Talent Management: the Emperors (not so) new clothes?

Now that the economy threatens to change the employment landscape for what looks like a long time to come, and Talent Management has shifted from the top of every CEO’s priority list to number 7, strategically placed behind paperclips, isn’t it time we challenged the whole notion of selecting and managing talent? I personally believe that there is no shortage of talent out there.  Indeed, there never was, we just did a lousy job of locating and nurturing it.

It would be easy to kick our friends at McKinsey for starting the talent shortage scare but whilst they were a little guilty of fanning the ‘good people are scarce’ misnomer with their original War for Talent paper, they also made a number of other significant comments and observations which unfortunately were largely ignored.  More importantly perhaps than a shortage, they proposed that in order to get hold of, and keep, ‘good’ people (notice the reference to ‘existing’ people there!) – or talent – organisations were going to have to try harder. It would no longer be enough just to say what a great company you were, or knock up a glossy employer brand to hide behind.

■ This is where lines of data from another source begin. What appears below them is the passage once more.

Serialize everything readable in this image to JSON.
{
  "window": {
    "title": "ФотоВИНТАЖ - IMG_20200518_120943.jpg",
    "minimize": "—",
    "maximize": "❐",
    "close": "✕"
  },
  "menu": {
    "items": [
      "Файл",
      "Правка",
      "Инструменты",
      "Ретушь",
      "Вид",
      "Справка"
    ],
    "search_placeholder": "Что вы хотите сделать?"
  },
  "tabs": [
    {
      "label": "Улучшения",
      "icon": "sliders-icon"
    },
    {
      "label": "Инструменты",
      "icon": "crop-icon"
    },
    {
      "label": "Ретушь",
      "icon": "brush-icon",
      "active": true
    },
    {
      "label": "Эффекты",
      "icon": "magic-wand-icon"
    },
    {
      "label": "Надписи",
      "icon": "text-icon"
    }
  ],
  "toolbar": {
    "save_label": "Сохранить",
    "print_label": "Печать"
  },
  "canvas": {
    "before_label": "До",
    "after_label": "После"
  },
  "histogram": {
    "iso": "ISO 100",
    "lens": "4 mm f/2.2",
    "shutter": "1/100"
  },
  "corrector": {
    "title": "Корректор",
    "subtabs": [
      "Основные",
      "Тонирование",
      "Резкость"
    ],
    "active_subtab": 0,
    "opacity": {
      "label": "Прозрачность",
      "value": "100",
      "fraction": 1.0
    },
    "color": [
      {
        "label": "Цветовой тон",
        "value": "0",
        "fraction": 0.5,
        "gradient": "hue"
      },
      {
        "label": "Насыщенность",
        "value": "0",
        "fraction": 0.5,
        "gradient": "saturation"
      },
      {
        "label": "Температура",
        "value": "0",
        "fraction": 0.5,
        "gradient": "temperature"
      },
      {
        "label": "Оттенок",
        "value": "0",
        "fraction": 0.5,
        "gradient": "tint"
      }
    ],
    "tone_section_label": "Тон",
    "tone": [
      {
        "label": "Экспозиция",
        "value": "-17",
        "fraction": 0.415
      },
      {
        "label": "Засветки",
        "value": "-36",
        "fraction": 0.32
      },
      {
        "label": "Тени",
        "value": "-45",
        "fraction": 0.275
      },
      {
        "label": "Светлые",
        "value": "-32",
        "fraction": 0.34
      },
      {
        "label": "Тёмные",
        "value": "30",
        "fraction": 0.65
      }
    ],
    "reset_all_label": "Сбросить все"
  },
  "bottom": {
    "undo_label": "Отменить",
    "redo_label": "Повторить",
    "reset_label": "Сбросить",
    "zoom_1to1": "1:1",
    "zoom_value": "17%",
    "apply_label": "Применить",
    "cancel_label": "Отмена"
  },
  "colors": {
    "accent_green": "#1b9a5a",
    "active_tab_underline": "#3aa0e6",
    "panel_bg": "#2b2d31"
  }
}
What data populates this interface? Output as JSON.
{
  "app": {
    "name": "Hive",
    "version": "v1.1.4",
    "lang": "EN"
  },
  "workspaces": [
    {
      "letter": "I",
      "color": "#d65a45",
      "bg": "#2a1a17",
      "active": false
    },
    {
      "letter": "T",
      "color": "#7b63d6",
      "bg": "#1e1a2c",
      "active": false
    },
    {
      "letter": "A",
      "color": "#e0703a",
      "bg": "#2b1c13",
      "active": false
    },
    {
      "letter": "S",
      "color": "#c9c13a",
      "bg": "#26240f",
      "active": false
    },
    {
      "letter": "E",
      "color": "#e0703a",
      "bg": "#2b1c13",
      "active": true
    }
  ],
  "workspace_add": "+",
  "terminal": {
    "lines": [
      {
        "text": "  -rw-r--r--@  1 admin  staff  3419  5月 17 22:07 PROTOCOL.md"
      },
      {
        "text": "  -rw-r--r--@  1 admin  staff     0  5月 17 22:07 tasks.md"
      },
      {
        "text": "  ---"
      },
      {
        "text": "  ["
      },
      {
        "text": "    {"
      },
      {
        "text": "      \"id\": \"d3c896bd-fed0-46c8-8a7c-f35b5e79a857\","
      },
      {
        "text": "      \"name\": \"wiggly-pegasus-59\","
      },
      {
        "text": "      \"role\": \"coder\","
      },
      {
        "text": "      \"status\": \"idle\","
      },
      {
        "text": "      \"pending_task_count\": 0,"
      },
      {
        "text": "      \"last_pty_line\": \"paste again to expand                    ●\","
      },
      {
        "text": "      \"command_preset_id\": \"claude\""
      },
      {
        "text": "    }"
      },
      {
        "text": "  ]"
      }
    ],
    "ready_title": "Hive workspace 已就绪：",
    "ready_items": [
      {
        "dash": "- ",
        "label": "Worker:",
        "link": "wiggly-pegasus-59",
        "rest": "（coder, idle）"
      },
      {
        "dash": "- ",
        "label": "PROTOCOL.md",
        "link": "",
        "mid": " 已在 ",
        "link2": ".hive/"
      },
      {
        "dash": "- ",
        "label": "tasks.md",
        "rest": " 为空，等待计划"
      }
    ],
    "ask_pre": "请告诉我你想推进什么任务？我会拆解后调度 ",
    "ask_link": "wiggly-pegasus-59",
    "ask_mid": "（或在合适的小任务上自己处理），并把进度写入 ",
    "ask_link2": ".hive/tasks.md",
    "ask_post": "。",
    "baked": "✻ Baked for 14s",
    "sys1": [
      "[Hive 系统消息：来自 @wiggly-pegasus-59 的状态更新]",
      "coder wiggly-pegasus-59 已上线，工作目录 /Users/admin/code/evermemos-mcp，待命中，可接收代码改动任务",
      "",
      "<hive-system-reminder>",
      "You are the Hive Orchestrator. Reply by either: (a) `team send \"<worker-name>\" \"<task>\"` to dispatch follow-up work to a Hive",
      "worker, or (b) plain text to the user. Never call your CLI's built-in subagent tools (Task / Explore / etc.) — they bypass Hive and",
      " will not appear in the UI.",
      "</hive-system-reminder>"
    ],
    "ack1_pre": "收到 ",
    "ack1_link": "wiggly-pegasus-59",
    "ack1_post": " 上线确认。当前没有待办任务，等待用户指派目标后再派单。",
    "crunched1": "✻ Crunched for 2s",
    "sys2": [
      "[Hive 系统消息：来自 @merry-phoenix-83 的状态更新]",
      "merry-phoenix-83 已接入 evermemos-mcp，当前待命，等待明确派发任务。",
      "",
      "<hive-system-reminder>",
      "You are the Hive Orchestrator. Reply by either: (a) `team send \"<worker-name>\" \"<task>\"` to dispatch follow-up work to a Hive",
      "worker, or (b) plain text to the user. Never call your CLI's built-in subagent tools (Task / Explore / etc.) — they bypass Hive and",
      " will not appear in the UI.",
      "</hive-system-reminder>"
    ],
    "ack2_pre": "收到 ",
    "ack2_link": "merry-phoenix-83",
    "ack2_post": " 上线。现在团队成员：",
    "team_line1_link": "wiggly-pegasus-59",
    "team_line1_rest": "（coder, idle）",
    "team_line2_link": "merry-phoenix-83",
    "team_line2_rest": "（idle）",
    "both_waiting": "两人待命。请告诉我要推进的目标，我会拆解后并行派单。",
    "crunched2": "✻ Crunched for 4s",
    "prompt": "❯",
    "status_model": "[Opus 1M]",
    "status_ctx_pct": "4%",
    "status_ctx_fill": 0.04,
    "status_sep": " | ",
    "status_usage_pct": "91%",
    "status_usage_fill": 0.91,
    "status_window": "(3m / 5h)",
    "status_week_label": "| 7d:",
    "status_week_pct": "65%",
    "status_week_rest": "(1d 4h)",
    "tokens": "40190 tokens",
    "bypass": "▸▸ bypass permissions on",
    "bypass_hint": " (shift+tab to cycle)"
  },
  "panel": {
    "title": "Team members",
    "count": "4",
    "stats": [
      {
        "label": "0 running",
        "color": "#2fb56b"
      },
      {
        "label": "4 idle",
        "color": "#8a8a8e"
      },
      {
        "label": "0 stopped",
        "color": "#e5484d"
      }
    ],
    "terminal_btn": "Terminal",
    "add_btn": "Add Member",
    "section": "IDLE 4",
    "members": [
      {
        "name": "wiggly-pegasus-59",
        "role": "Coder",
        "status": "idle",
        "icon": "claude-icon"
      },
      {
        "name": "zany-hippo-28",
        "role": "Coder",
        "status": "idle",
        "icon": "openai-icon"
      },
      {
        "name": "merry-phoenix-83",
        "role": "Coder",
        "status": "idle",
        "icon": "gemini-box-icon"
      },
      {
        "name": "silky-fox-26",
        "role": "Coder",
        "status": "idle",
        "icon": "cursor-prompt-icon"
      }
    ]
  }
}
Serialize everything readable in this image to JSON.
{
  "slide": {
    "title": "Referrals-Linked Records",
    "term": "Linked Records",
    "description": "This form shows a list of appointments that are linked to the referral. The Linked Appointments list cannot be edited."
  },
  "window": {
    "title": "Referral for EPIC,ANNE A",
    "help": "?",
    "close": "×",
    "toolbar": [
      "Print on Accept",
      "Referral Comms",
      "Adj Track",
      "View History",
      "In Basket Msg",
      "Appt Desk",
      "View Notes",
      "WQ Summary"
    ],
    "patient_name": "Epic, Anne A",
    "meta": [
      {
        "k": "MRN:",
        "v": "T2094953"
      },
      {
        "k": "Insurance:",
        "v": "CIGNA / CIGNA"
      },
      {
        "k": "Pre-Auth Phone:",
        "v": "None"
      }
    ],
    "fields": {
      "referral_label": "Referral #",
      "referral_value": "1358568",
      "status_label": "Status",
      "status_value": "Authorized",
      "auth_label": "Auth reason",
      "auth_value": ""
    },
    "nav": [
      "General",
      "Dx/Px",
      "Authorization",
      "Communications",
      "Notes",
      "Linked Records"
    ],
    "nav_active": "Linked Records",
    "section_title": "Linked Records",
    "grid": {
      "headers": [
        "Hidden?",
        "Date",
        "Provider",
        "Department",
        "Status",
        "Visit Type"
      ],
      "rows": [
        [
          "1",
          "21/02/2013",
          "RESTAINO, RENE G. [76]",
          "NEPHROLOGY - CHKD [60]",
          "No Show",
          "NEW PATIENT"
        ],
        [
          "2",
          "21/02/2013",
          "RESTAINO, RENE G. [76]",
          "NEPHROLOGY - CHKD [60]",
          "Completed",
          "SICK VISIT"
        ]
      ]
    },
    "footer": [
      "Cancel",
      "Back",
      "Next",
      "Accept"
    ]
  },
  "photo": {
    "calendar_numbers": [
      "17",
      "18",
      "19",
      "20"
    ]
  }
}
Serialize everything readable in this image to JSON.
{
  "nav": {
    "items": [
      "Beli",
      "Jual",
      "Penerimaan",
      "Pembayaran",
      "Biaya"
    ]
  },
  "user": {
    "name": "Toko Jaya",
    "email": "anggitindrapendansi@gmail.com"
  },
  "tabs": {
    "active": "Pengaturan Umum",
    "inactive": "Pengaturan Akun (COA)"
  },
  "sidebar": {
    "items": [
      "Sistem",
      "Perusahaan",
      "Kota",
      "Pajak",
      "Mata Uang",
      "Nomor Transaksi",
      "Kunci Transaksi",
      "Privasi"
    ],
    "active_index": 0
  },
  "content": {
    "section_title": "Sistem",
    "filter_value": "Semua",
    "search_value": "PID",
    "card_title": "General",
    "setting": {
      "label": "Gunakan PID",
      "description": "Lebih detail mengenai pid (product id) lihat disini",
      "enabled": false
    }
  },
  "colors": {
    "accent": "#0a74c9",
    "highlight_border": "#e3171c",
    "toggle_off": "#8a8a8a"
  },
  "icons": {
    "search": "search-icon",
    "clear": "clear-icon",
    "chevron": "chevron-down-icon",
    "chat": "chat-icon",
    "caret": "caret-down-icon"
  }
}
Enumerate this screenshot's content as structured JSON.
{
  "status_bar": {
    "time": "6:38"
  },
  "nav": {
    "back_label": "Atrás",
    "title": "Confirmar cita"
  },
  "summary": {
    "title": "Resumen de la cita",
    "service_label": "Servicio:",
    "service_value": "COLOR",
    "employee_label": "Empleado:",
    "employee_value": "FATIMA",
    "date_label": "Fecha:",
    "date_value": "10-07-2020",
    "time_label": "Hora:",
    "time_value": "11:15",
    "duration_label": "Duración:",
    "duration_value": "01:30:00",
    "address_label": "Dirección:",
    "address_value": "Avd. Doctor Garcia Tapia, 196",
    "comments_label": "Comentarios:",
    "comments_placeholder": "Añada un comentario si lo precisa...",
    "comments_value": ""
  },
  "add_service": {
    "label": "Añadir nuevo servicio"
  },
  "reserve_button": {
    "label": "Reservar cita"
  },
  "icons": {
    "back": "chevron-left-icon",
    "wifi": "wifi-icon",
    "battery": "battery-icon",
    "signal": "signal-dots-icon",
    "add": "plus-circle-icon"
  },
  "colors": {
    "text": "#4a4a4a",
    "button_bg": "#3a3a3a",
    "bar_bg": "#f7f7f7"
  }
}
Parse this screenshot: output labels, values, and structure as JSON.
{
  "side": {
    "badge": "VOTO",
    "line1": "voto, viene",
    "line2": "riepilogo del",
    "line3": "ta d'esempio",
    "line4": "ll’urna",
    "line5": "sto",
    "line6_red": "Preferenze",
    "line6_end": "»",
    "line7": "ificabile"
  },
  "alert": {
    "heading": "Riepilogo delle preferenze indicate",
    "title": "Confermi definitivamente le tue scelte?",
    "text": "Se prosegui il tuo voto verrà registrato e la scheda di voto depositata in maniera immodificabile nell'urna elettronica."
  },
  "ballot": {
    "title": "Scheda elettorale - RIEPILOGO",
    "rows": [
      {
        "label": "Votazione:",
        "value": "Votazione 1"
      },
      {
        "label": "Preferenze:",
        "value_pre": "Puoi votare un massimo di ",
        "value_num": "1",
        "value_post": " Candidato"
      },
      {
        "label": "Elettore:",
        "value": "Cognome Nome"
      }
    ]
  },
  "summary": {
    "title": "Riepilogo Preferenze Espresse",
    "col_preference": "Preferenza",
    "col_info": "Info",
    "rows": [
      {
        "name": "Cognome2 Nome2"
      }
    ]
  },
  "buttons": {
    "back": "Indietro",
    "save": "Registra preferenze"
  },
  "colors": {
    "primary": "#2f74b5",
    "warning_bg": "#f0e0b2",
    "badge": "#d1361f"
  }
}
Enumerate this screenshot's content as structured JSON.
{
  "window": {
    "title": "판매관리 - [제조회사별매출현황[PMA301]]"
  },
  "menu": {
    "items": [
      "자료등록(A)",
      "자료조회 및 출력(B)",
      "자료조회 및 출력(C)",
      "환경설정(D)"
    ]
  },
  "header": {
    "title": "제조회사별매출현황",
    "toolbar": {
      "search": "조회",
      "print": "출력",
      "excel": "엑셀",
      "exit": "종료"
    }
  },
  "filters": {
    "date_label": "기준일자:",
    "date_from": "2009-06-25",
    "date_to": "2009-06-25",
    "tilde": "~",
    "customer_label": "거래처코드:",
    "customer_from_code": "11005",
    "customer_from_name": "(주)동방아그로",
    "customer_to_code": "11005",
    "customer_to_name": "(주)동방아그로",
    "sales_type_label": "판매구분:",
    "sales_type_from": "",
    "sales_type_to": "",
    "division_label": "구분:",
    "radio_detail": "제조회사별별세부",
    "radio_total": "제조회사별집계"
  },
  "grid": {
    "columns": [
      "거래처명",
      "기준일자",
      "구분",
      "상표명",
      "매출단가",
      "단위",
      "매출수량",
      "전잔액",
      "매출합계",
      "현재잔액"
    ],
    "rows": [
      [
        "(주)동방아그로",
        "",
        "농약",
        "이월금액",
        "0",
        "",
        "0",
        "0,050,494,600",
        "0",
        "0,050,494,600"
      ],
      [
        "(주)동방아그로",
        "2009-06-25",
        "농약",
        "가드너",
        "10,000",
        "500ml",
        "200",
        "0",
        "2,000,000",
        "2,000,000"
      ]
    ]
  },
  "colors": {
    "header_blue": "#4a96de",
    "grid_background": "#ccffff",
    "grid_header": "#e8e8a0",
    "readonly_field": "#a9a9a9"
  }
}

Instead, they wagered, you would have to really get your offer right, which included creating great opportunities for employees (thats ‘current’ employees again there folks, not more of those pesky new recruits!), committing to their longer term development and also creating compelling reward strategies. This was actually quite an astute observation given its time, 1998.

Up until 2001, the notion of a company’s greatness was rarely challenged overtly by employees or potential employees. It was also the early days of the internet and the power of ‘connectedness’ driven by web 2.0 and social media tools had yet also to give employees the voice they have today to challenge organisations and their ‘employment proposition’. Indeed it wasn’t acceptable to do so.

But then along came the meltdown of some of the corporate giants including WorldCom, Arthur Andersen and of course Enron. Such a blatant abuse of power and position, the shocking tales of corporate greed/fraud and the astonishingly poor people practices (mass redundancy announcements by text for example) left a very bitter taste in the mouths of employees and crucially, those that make up generation Y. The balance had shifted.

For me this whole sorry tale really challenged what the definition of ‘talent’ was, where we looked for it and how we developed it. Here we had organisations that had streamlined and finely tuned their talent pools along the industry standard accepted norms. And yet it was the very same talent pool that went on to bring them to their knees.

Attending a conference on Talent Management we heard BT (an organisation of 140,000+ people) outlining their strategy for managing their ‘talent pool’ which amounted to only 1500 people (or 1% of the workforce) across the ‘top layers’ of the business.

Many companies take this approach but is it not perhaps a little arrogant, at the very least short sighted, to narrow down your ‘talent pool’ to the very top slice of the organisation? As someone who spent their early HR career in a unionised shop floor environment, I saw firsthand how talent resided in many places, not just at the top or in the professional ranks.  Indeed, Dame Elizabeth Butler-Sloss once opened a CIPD leadership discussion with this gem:

“I do a lot of cooking and in my experience, it’s the scum that rises to the top”!

Perhaps its time to challenge our notion of what constitues talen, where we look for it and how we subsequently nurture and develop it. Perhaps its time to be more flexible and open minded to find the winners of the future and stop following convention in selecting talent. Perhaps its time we stopped for a moment and considered how crazy it is to think that of our working population of some 28m only 1% of these individuals can be classified as people with high potential.